Referendos estaduais
Isso poderia interromper a cadeia de suprimentos em clínicas e hospitais em todos os estados onde o aborto é atualmente legal - ou onde poderá ser permitido em breve por meio de referendos estaduais ocorridos junto com as eleições presidenciais desta terça-feira.
Neles, eleitores de 10 estados votaram em medidas que propõem emendas para garantir ou expandir os direitos ao aborto. Os referendos pelo direito ao aborto venceram em 7 estados - Arizona, Nevada, Maryland, Nova York, Missouri, Montana, Colorado - e perderam em outros três - Flórida, Nebraska e Dakota do Sul.
Apesar das vitórias, a proibição do aborto e outras leis restritivas não são revogadas de forma automática. Os defensores do direito ao aborto agora precisam pedir aos tribunais que anulem as leis para se adequarem à nova emenda. Além disso, a maioria dos eleitores terá que aprovar a medida mais uma vez em 2026 para que ela seja promulgada.
Atualmente, 13 estados proíbem o aborto em todas as fases da gestação, com algumas exceções, e outros quatro restringem o procedimento a partir de cerca de seis semanas de gravidez.
Um governo Trump também poderia tentar desfazer as rigorosas proteções à privacidade das pacientes implementadas por Biden para mulheres que buscam abortos fora do estado em que vivem, disse Suter. Isso abriria caminho para possíveis processos judiciais quando elas voltarem para casa.

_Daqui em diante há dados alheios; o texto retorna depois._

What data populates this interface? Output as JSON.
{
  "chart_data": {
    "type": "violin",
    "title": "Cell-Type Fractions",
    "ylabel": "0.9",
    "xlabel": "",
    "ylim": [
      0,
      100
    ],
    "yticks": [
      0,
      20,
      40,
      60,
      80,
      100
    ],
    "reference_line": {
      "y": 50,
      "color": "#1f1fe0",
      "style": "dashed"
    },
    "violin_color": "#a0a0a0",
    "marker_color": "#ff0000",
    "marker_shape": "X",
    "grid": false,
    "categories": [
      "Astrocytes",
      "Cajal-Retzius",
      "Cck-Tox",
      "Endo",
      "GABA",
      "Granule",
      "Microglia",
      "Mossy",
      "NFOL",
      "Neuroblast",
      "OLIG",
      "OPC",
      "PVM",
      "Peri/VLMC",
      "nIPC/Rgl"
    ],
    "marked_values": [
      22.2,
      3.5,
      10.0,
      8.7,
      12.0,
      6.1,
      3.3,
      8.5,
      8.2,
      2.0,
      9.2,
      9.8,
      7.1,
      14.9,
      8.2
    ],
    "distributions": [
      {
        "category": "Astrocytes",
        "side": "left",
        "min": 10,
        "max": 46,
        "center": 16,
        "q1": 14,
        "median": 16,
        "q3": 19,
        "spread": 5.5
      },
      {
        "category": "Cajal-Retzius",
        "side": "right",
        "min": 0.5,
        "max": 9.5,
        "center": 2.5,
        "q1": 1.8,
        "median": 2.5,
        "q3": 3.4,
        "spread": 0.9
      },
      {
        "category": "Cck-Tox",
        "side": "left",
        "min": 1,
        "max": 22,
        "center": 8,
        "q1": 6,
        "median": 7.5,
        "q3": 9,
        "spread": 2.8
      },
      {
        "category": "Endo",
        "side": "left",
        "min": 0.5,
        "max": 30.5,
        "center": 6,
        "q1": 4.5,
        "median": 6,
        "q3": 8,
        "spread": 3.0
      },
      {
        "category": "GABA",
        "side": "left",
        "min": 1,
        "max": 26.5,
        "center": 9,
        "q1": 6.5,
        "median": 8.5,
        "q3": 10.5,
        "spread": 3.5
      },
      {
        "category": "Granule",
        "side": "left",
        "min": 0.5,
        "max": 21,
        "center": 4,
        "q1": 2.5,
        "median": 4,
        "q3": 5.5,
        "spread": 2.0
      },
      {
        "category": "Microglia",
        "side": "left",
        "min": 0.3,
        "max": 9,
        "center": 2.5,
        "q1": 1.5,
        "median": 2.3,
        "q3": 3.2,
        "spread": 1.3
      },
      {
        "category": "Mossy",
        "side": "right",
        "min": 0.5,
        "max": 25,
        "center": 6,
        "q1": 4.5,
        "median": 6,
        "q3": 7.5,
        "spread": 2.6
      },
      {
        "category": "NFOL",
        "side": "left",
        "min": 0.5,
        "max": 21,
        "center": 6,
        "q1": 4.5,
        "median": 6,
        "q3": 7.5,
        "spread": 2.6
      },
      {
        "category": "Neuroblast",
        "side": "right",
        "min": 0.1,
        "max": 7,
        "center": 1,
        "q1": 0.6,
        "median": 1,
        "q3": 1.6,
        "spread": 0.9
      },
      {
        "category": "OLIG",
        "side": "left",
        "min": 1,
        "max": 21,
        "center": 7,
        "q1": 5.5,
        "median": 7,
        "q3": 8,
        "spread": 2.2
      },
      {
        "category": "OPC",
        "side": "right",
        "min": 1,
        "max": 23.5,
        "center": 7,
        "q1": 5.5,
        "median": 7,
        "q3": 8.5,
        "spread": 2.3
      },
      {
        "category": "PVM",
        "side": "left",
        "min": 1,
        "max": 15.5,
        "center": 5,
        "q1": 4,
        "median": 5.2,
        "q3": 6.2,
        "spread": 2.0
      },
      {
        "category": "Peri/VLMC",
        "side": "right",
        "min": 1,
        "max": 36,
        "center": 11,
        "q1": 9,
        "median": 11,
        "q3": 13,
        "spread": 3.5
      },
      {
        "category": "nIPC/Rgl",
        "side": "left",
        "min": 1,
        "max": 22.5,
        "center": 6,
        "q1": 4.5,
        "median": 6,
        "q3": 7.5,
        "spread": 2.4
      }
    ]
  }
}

Embora a maioria conservadora da Suprema Corte já tenha derrubado Roe vs Wade - que havia
protegido durante cinco décadas o direito ao aborto em nível federal -, especialistas dizem que o poder de nomear juízes federais continua sendo fundamental.
"Em breve, os tribunais poderão ser chamados a decidir o destino das leis estaduais que tornam mais difícil o acesso das mulheres ao atendimento em estados mais favoráveis ao aborto", explica Grossman.